Another Correa Problem

Co-written with Geoffrey McLatchey.

Following Hugo Chavez’s death, President Rafael Correa of Ecuador could be considered his likely successor as leader of South America’s pseudo-Marxist populist movement. True to form, he recently called on all Latin American countries to unify to combat the oppressive rule of multinational corporations, which he accuses of treating Latin American nations like “colonies.” His primary whipping boy is U.S. oil giant Chevron, which his country’s courts have found guilty of environmental damages to the tune of $19 billion. International arbiters, however, have suspended Ecuador’s ruling. Correa has accused the arbiters of being on the multinationals’ “pay list,” but it is Correa and his allies who are playing fast and loose with the rule of law, as new revelations show.

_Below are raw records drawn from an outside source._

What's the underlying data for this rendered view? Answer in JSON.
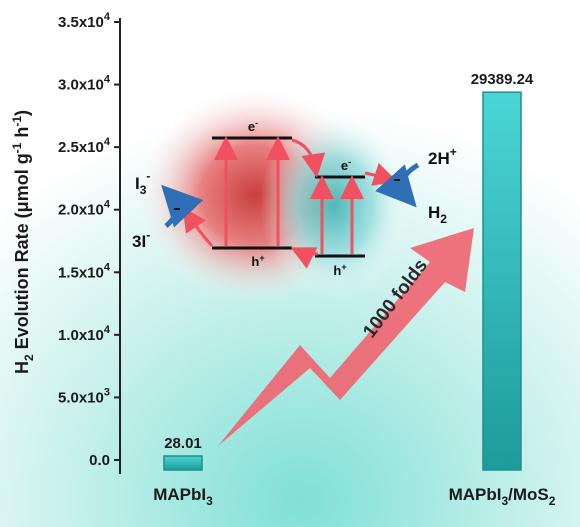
{
  "chart_data": {
    "type": "bar",
    "categories": [
      {
        "main": "MAPbI",
        "sub": "3",
        "tail": "",
        "sub2": ""
      },
      {
        "main": "MAPbI",
        "sub": "3",
        "tail": "/MoS",
        "sub2": "2"
      }
    ],
    "values": [
      28.01,
      29389.24
    ],
    "value_labels": [
      "28.01",
      "29389.24"
    ],
    "ylim": [
      0,
      35000
    ],
    "yticks": [
      {
        "value": 0,
        "label": "0.0",
        "exp": ""
      },
      {
        "value": 5000,
        "label": "5.0x10",
        "exp": "3"
      },
      {
        "value": 10000,
        "label": "1.0x10",
        "exp": "4"
      },
      {
        "value": 15000,
        "label": "1.5x10",
        "exp": "4"
      },
      {
        "value": 20000,
        "label": "2.0x10",
        "exp": "4"
      },
      {
        "value": 25000,
        "label": "2.5x10",
        "exp": "4"
      },
      {
        "value": 30000,
        "label": "3.0x10",
        "exp": "4"
      },
      {
        "value": 35000,
        "label": "3.5x10",
        "exp": "4"
      }
    ],
    "ylabel": {
      "h": "H",
      "h_sub": "2",
      "text": " Evolution Rate (μmol g",
      "e1": "-1",
      "mid": " h",
      "e2": "-1",
      "end": ")"
    },
    "grid": false,
    "colors": {
      "bar_fill": "#33c9c9",
      "bar_edge": "#1f8f8f",
      "arrow": "#f06470",
      "teal": "#3fc4c4",
      "red": "#e04545"
    }
  },
  "inset": {
    "electron": "e",
    "electron_sup": "-",
    "hole": "h",
    "hole_sup": "+",
    "i3": "I",
    "i3_sub": "3",
    "i3_sup": "-",
    "three_i": "3I",
    "three_i_sup": "-",
    "two_h": "2H",
    "two_h_sup": "+",
    "h2": "H",
    "h2_sub": "2"
  },
  "annotation": "1000 folds"
}
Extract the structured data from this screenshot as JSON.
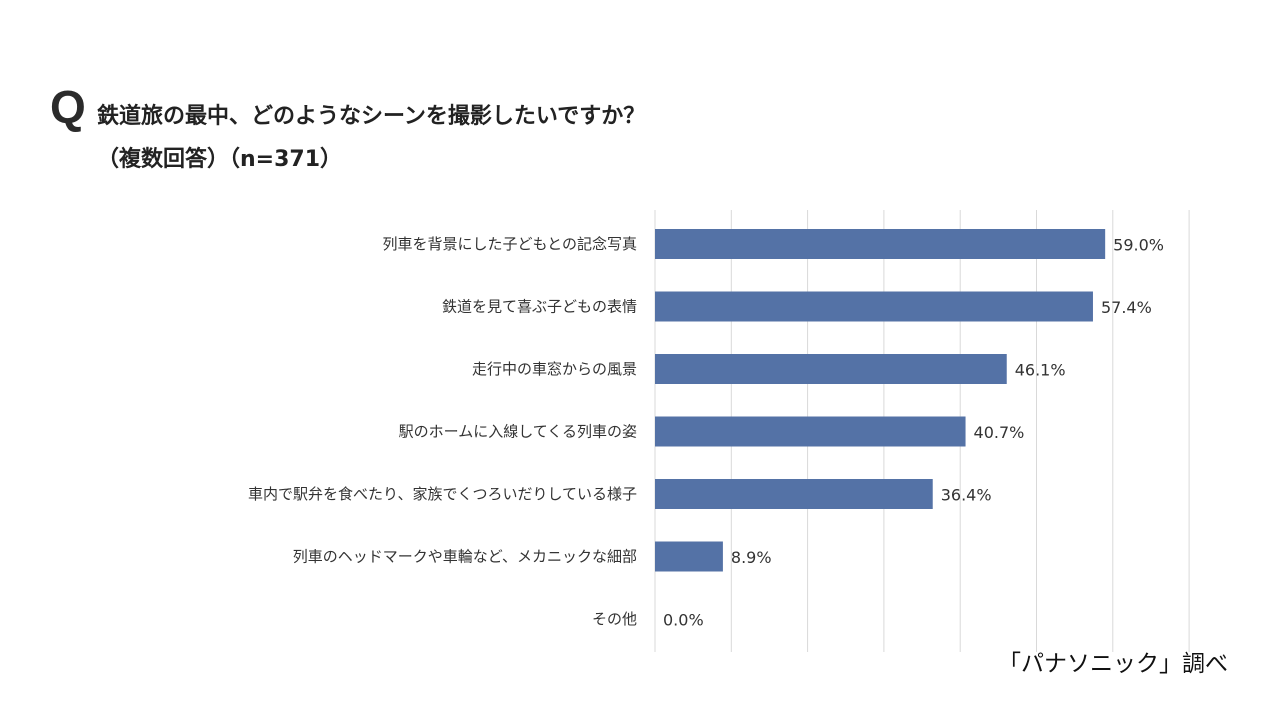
{
  "question": {
    "mark": "Q",
    "title": "鉄道旅の最中、どのようなシーンを撮影したいですか？",
    "subtitle": "（複数回答）（n=371）"
  },
  "source": "「パナソニック」調べ",
  "colors": {
    "bar": "#5472a6",
    "grid": "#d9d9d9",
    "text": "#333333"
  },
  "chart_data": {
    "type": "bar",
    "orientation": "horizontal",
    "categories": [
      "列車を背景にした子どもとの記念写真",
      "鉄道を見て喜ぶ子どもの表情",
      "走行中の車窓からの風景",
      "駅のホームに入線してくる列車の姿",
      "車内で駅弁を食べたり、家族でくつろいだりしている様子",
      "列車のヘッドマークや車輪など、メカニックな細部",
      "その他"
    ],
    "values": [
      59.0,
      57.4,
      46.1,
      40.7,
      36.4,
      8.9,
      0.0
    ],
    "value_labels": [
      "59.0%",
      "57.4%",
      "46.1%",
      "40.7%",
      "36.4%",
      "8.9%",
      "0.0%"
    ],
    "xlim": [
      0,
      70
    ],
    "grid_step": 10,
    "grid": true,
    "legend": "none"
  }
}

The Ecuadorian President is backed by an international green lobby, including a group of aggressive trial lawyers, determined to see Chevron pay. Now the plaintiffs’ lawyers are seeking a jurisdiction likely to rule in their favor — something which an arbitration panel in The Hague has deemed an unfair practice. But even if they succeed in their quest, their real trouble is the facts in front of them.

Last January, Ecuadorian Judge Alberto Guerra Bastidas said in an affidavit that the plaintiffs had offered $500,000 to the judge in the case, Nicolas Zambrano, for a favorable judgment, to be ghostwritten by Guerra. Now the environmental consultants who prepared the evidence on which the plaintiffs’ case relies say that they were “misled” by the plaintiff’s lawyer, Steven Donziger. They have described a legal process in Ecuador that “was tainted by Donziger and the Lago Agrio plaintiffs representatives’ behind-the-scenes activities.”

Such revelations should be enough to kill any case, but not this one. Correa and company are pressing on, in the hopes of political gains and big payoffs. The targeting of Chevron is instructive of their likely motives.

When Chevron acquired Texaco, it inherited a series of rainforest pollution allegations in Ecuador going back several decades, including in a region known as Lago Agrio. The current accusations come despite the fact that in 1998 Ecuador and its state-owned oil company, Petroecuador, released Texaco of any liability in the Amazon region of Lago Agrio after Texaco spent $40 million cleaning up its share of pollutants. However, the lawsuit this time around relies on the personal claims of Ecuadorians regarding health endangerment — claims that are inconclusive at best.

Since 1990, the only oil operations in the area have been conducted by Petroecuador, which became majority shareholder in the Lago Agrio joint oil venture as far back as 1977. Petroecuador is not a company immune to criticism itself, given its terrible track record in environmental pollution — some reports cite as many as 1,000 spills in five years. Moreover, Ecuador’s Ministry of Energy and Petroleum, the government entity legally responsible for ensuring oil activities are conducted safely and efficiently, has received no sanction for its apparent failure to do its job. So why is Chevron the sole defendant in this case?

Because what matters in this lawsuit is not what role Chevron actually played in the pollution in Ecuador, but that Chevron is a politically easy target for environmentalists to browbeat into paying billions of dollars in penalties. For their part, Ecuadorian officials have brought forth a lawsuit that displaces responsibility of its own governmental shortcomings onto the big bad oil company.

Correa’s accusations would be almost comical if not for their consequences for foreign investment in the region. Argentina, a country with a rapidly tanking economy led by Correa ally President Cristina Fernandez, recently froze Chevron assets there. By trying to mulct Chevron out of billions of dollars, Correa and his allies threaten to exacerbate the damage from their populist policies by driving away foreign oil companies eager to develop South America’s vast energy resources, creating thousands of well-paying jobs in the process.

Such considerations never stopped Chavez from driving Venezuela’s state oil company into the ground. They’re just as unlikely to stop Correa.